The utility model relates to an evaporimeter technical field especially relates to a heat exchanger of evaporimeter.

Background

The evaporator is an important part in four major refrigeration parts, and low-temperature condensed liquid passes through the evaporator to exchange heat with external air, gasifies and absorbs heat, and achieves the refrigeration effect.

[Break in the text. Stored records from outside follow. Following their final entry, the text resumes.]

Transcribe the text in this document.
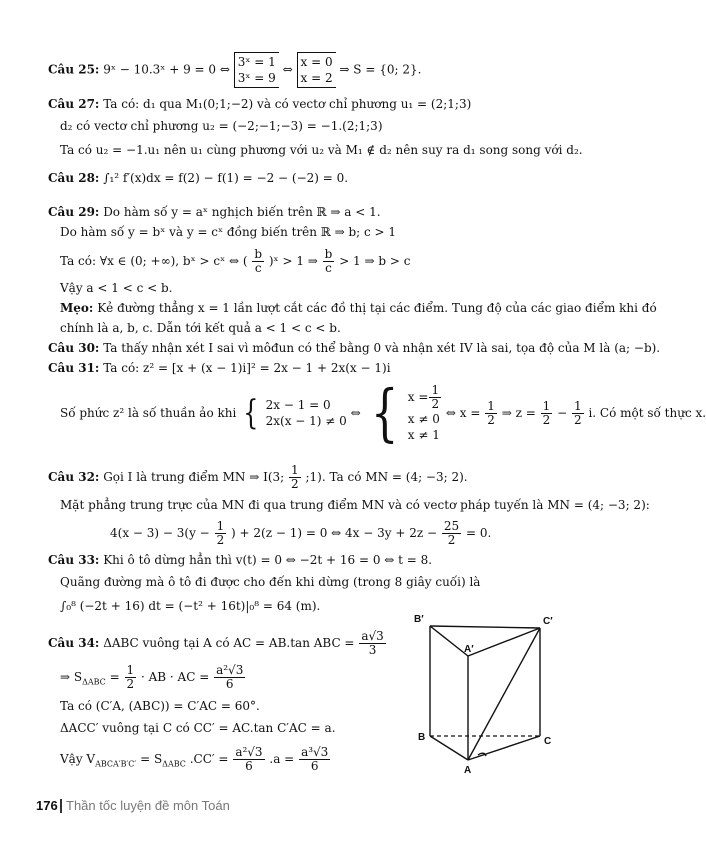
Câu 25: 9ˣ − 10.3ˣ + 9 = 0 ⇔ 3ˣ = 1
3ˣ = 9 ⇔ x = 0
x = 2 ⇒ S = {0; 2}.
Câu 27: Ta có: d₁ qua M₁(0;1;−2) và có vectơ chỉ phương u₁ = (2;1;3)
d₂ có vectơ chỉ phương u₂ = (−2;−1;−3) = −1.(2;1;3)
Ta có u₂ = −1.u₁ nên u₁ cùng phương với u₂ và M₁ ∉ d₂ nên suy ra d₁ song song với d₂.
Câu 28: ∫₁² f′(x)dx = f(2) − f(1) = −2 − (−2) = 0.
Câu 29: Do hàm số y = aˣ nghịch biến trên ℝ ⇒ a < 1.
Do hàm số y = bˣ và y = cˣ đồng biến trên ℝ ⇒ b; c > 1
Ta có: ∀x ∈ (0; +∞), bˣ > cˣ ⇔ ( $\frac{b}{c}$ )ˣ > 1 ⇒ $\frac{b}{c} > 1$ ⇒ b > c
Vậy a < 1 < c < b.
Mẹo: Kẻ đường thẳng x = 1 lần lượt cắt các đồ thị tại các điểm. Tung độ của các giao điểm khi đó
chính là a, b, c. Dẫn tới kết quả a < 1 < c < b.
Câu 30: Ta thấy nhận xét I sai vì môđun có thể bằng 0 và nhận xét IV là sai, tọa độ của M là (a; −b).
Câu 31: Ta có: z² = [x + (x − 1)i]² = 2x − 1 + 2x(x − 1)i
Số phức z² là số thuần ảo khi { 2x − 1 = 0
2x(x − 1) ≠ 0 ⇔ { $x = \frac{1}{2}$

x ≠ 0
x ≠ 1 ⇔ $x = \frac{1}{2}$ ⇒ $z = \frac{1}{2} - \frac{1}{2} i$. Có một số thực x.
Câu 32: Gọi I là trung điểm MN ⇒ I(3; $\frac{1}{2}$ ;1). Ta có MN = (4; −3; 2).
Mặt phẳng trung trực của MN đi qua trung điểm MN và có vectơ pháp tuyến là MN = (4; −3; 2):
$4(x - 3) - 3(y - \frac{1}{2}$ ) + 2(z − 1) = 0 ⇔ $4x - 3y + 2z - \frac{25}{2} = 0$.
Câu 33: Khi ô tô dừng hẳn thì v(t) = 0 ⇔ −2t + 16 = 0 ⇔ t = 8.
Quãng đường mà ô tô đi được cho đến khi dừng (trong 8 giây cuối) là
∫₀⁸ (−2t + 16) dt = (−t² + 16t)|₀⁸ = 64 (m).
Câu 34: ΔABC vuông tại A có AC = AB.tan ABC = $\frac{a√3}{3}$
⇒ $S_{\Delta ABC} = \frac{1}{2}$ · AB · AC = $\frac{\text{a²√3}}{6}$
Ta có (C′A, (ABC)) = C′AC = 60°.
ΔACC′ vuông tại C có CC′ = AC.tan C′AC = a.
Vậy $V_{ABCA'B'C'} = S_{\Delta ABC}$ $.CC' = \frac{\text{a²√3}}{6} .a = \frac{\text{a³√3}}{6}$
B′	C′
A′
B	C
A
176 Thần tốc luyện đề môn Toán
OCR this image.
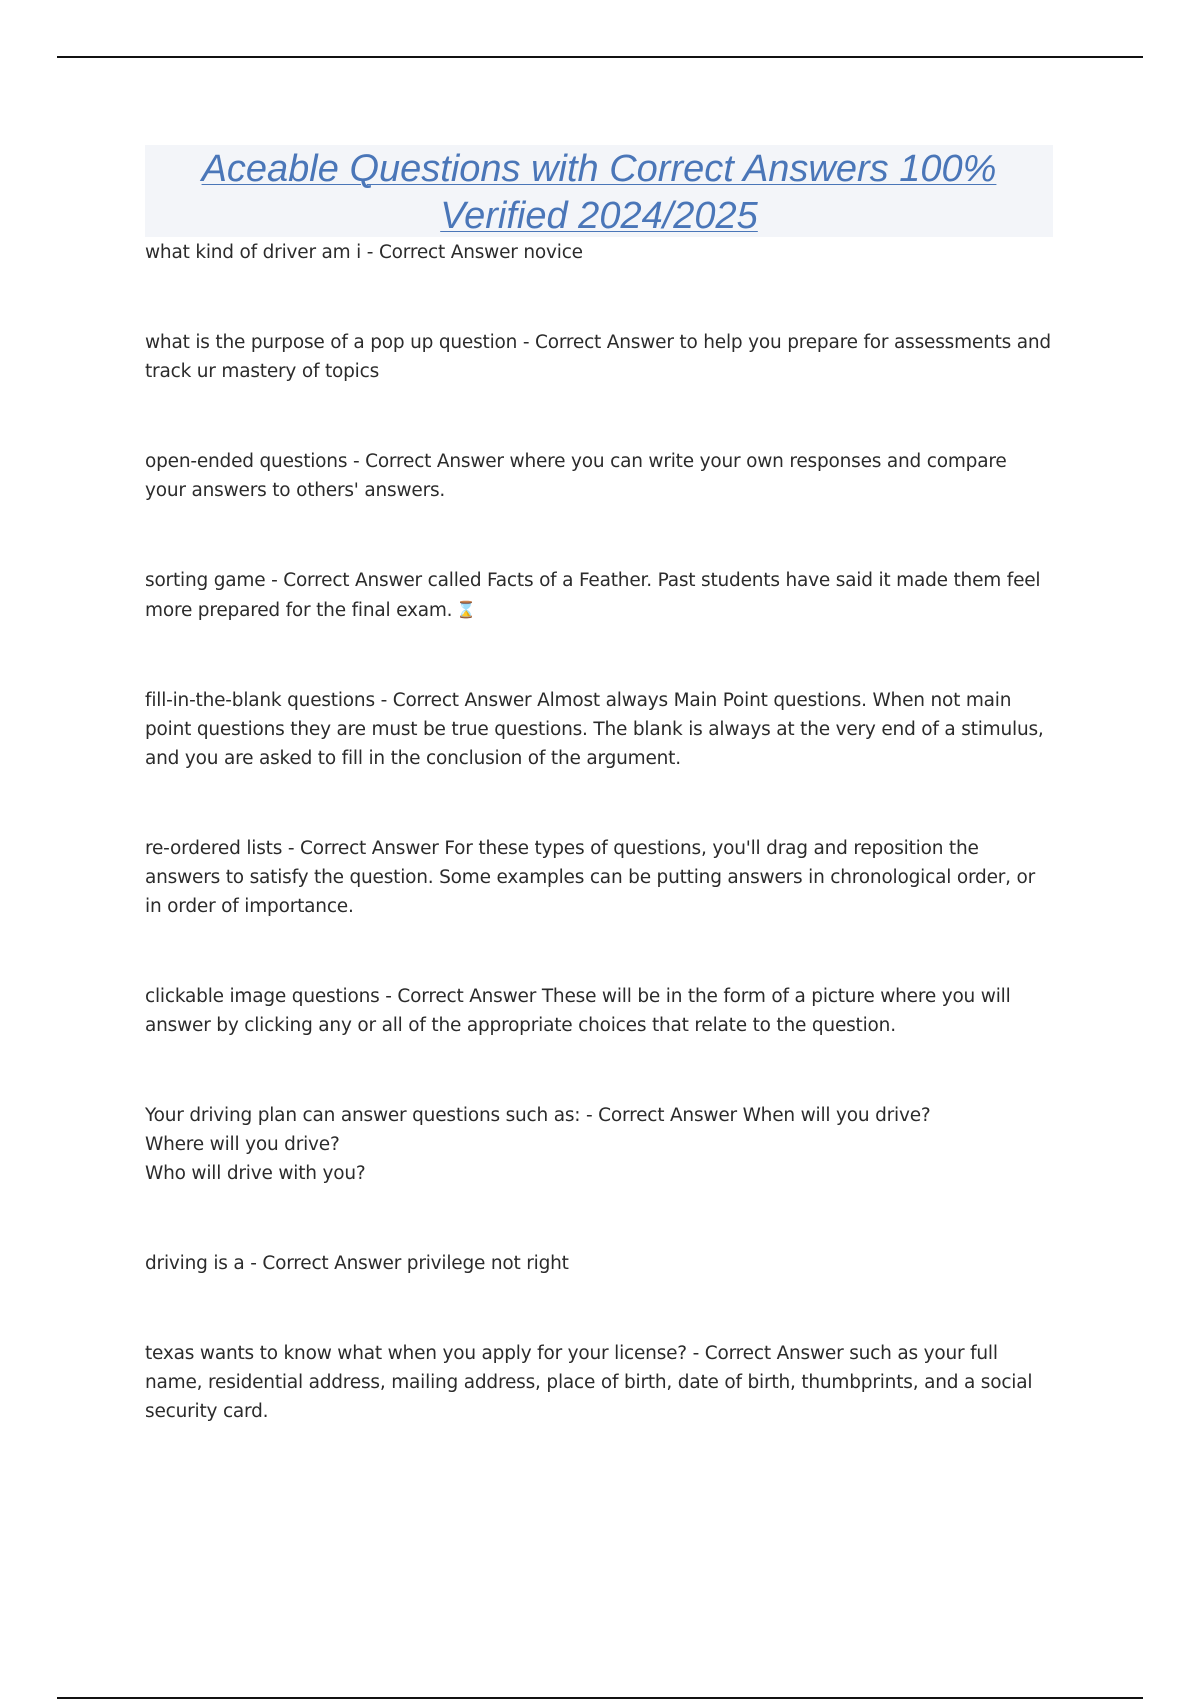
Aceable Questions with Correct Answers 100%

Verified 2024/2025

what kind of driver am i - Correct Answer novice

what is the purpose of a pop up question - Correct Answer to help you prepare for assessments and track ur mastery of topics

open-ended questions - Correct Answer where you can write your own responses and compare your answers to others' answers.

sorting game - Correct Answer called Facts of a Feather. Past students have said it made them feel more prepared for the final exam. ⌛

fill-in-the-blank questions - Correct Answer Almost always Main Point questions. When not main point questions they are must be true questions. The blank is always at the very end of a stimulus, and you are asked to fill in the conclusion of the argument.

re-ordered lists - Correct Answer For these types of questions, you'll drag and reposition the answers to satisfy the question. Some examples can be putting answers in chronological order, or in order of importance.

clickable image questions - Correct Answer These will be in the form of a picture where you will answer by clicking any or all of the appropriate choices that relate to the question.

Your driving plan can answer questions such as: - Correct Answer When will you drive?

Where will you drive?

Who will drive with you?

driving is a - Correct Answer privilege not right

texas wants to know what when you apply for your license? - Correct Answer such as your full name, residential address, mailing address, place of birth, date of birth, thumbprints, and a social security card.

The condensate passing through the evaporator is generally vaporized to a higher temperature gas, which is not readily recycled.

SUMMERY OF THE UTILITY MODEL

In view of this, the utility model provides a heat exchanger of evaporimeter, this heat exchanger of evaporimeter simple structure, the heat exchange is effectual.

The heat exchanger of the evaporator according to the embodiment of the first aspect of the present invention includes: a first housing defining a first cavity therein; a plurality of heat exchange assemblies, the heat exchange assemblies are established in the cavity, every heat exchange assembly includes respectively: a second housing defining a second cavity therein; a plurality of heat dissipation pipes, the heat dissipation pipes being disposed in the second chamber, one ends of the heat dissipation pipes being formed as inlets, and the other ends thereof being formed as outlets; a plurality of sleeve pipes, every the sleeve pipe is followed respectively the axial pivot ground of cooling tube is established but the cover is established in the second cavity on the cooling tube, every sheathed tube outer wall surface is equipped with the multiunit blade respectively.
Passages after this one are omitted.